I don't mind applying the Core Tools when the customer requests, the customer pays for the time and effort of doing all the work and generating all the documents, AND, MOST IMPORTANTLY, there's a reason for it. Can anyone here really defend the need to generate a full PPAP, with the 19 points of light documentation package, for a $25 dual port USB charger?
This whole thing is worse than the Frank-Dodd Act and even less efficacious.
Everyone who is registered to ISO/TS16949:2009 needs to read the document that rjkozak posted very carefully. Also, you should get a copy of Automotive Certification Scheme for ISO/TS 16949, Rules for Achieving and Maintaining IATF Recognition, Fourth Edition.
Most especially, items 1 and 2 in the 4th Edition Top Impacts and What They Mean to Your Organization that rjkozak posted.
4th Edition Top Impacts and What They Mean to Your Organization said:
1) Existing site extensions will need to transition into single certified sites between April 1, 2014 and April 1, 2015 according to the process described in the IATF Certification Body Communiqu? #2013-006 (available from the IATF website). This adds significant audit days to convert a site extension to a site , contact your CB for specifics.
4th Edition Top Impacts and What They Mean to Your Organization said:
2) Clause 1.0 Eligibility- Manufacturing sites where production and/or service parts are manufactured and supplied to Automotive customers are eligible for TS certification. The term ?subscribing customer? has been removed and eligible quality management systems must support all automotive customers (requiring TS or not). Expect additional workload to suppliers ; for review of supplier quality manuals , control plans, FMEA?s , MSA, and other core tools that may have not been required with term TS subscribing customer.

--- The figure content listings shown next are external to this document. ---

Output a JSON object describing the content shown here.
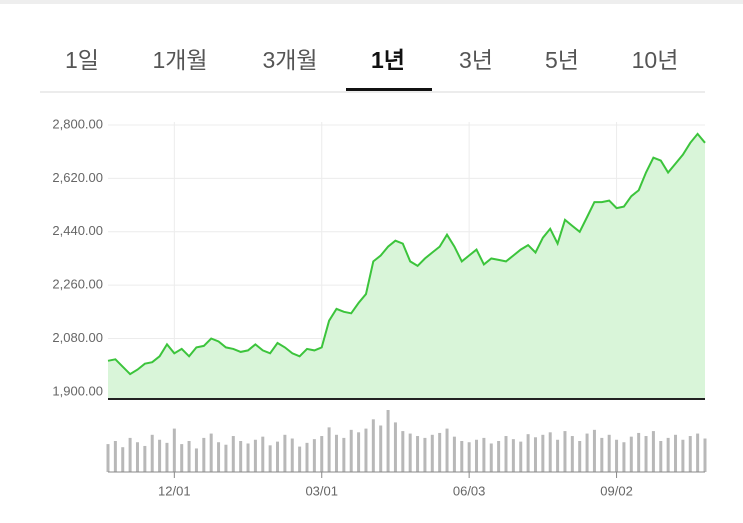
{
  "tabs": [
    "1일",
    "1개월",
    "3개월",
    "1년",
    "3년",
    "5년",
    "10년"
  ],
  "active_tab": 3,
  "chart_data": {
    "type": "line",
    "color": "#3cc43c",
    "area_color": "#d9f5d9",
    "volume_color": "#b8b8b8",
    "categories": [
      null,
      null,
      null,
      null,
      null,
      null,
      null,
      null,
      null,
      "12/01",
      null,
      null,
      null,
      null,
      null,
      null,
      null,
      null,
      null,
      null,
      null,
      null,
      null,
      null,
      null,
      null,
      null,
      null,
      null,
      "03/01",
      null,
      null,
      null,
      null,
      null,
      null,
      null,
      null,
      null,
      null,
      null,
      null,
      null,
      null,
      null,
      null,
      null,
      null,
      null,
      "06/03",
      null,
      null,
      null,
      null,
      null,
      null,
      null,
      null,
      null,
      null,
      null,
      null,
      null,
      null,
      null,
      null,
      null,
      null,
      null,
      "09/02",
      null,
      null,
      null,
      null,
      null,
      null,
      null,
      null,
      null,
      null,
      null,
      null
    ],
    "values": [
      2005,
      2010,
      1985,
      1960,
      1975,
      1995,
      2000,
      2020,
      2060,
      2030,
      2045,
      2020,
      2050,
      2055,
      2080,
      2070,
      2050,
      2045,
      2035,
      2040,
      2060,
      2040,
      2030,
      2065,
      2050,
      2030,
      2020,
      2045,
      2040,
      2050,
      2140,
      2180,
      2170,
      2165,
      2200,
      2230,
      2340,
      2360,
      2390,
      2410,
      2400,
      2340,
      2325,
      2350,
      2370,
      2390,
      2430,
      2390,
      2340,
      2360,
      2380,
      2330,
      2350,
      2345,
      2340,
      2360,
      2380,
      2395,
      2370,
      2420,
      2450,
      2400,
      2480,
      2460,
      2440,
      2490,
      2540,
      2540,
      2545,
      2520,
      2525,
      2560,
      2580,
      2640,
      2690,
      2680,
      2640,
      2670,
      2700,
      2740,
      2770,
      2740
    ],
    "volume": [
      45,
      50,
      40,
      55,
      48,
      42,
      60,
      52,
      47,
      70,
      45,
      50,
      38,
      55,
      62,
      48,
      44,
      58,
      50,
      46,
      52,
      57,
      43,
      49,
      60,
      54,
      41,
      47,
      53,
      58,
      72,
      60,
      55,
      68,
      64,
      70,
      85,
      75,
      100,
      80,
      66,
      62,
      58,
      55,
      60,
      63,
      70,
      57,
      50,
      48,
      52,
      55,
      46,
      50,
      58,
      53,
      49,
      61,
      56,
      60,
      64,
      52,
      66,
      58,
      50,
      62,
      68,
      55,
      60,
      52,
      48,
      57,
      63,
      58,
      66,
      50,
      55,
      60,
      52,
      58,
      62,
      54
    ],
    "volume_ylim": [
      0,
      100
    ],
    "ylim": [
      1876,
      2844
    ],
    "yticks": [
      {
        "value": 1900,
        "label": "1,900.00"
      },
      {
        "value": 2080,
        "label": "2,080.00"
      },
      {
        "value": 2260,
        "label": "2,260.00"
      },
      {
        "value": 2440,
        "label": "2,440.00"
      },
      {
        "value": 2620,
        "label": "2,620.00"
      },
      {
        "value": 2800,
        "label": "2,800.00"
      }
    ],
    "grid": true
  }
}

We have sectioned off our products that do not ship to TS "subscribers" for years. No FMEA for that product? No problem, not required. No MSA for that 8-32VDC input USB charging port? It doesn't matter, we only ship it to an ambulance manufacturer that doesn't even require ISO9001.
Alas, no more. They're going to want to see objective evidence for the application of the Core Tools to every product that ships to anyone in the new, loosely defined, "automotive" market. Whether the customer requests it or not. When you don't have it when they show up, you are going to end up with a terminated audit, a cancelled cert, an expensive followup re-cert audit and more frequent surveillance$$$$$$$$$$$$
There is no way that a company like mine could accomplish this across our entire product catalog in six months. I suspect a change to ISO9001-registered-TS16949-compliant-but-not-registered in our future.
I don't mind applying the Core Tools when the customer requests, the customer pays for the time and effort of doing all the work and generating all the documents, AND, MOST IMPORTANTLY, there's a reason for it. Can anyone here really defend the need to generate a full PPAP, with the 19 points of light documentation package, for a $25 dual port USB charger?
This whole thing is worse than the Frank-Dodd Act and even less efficacious.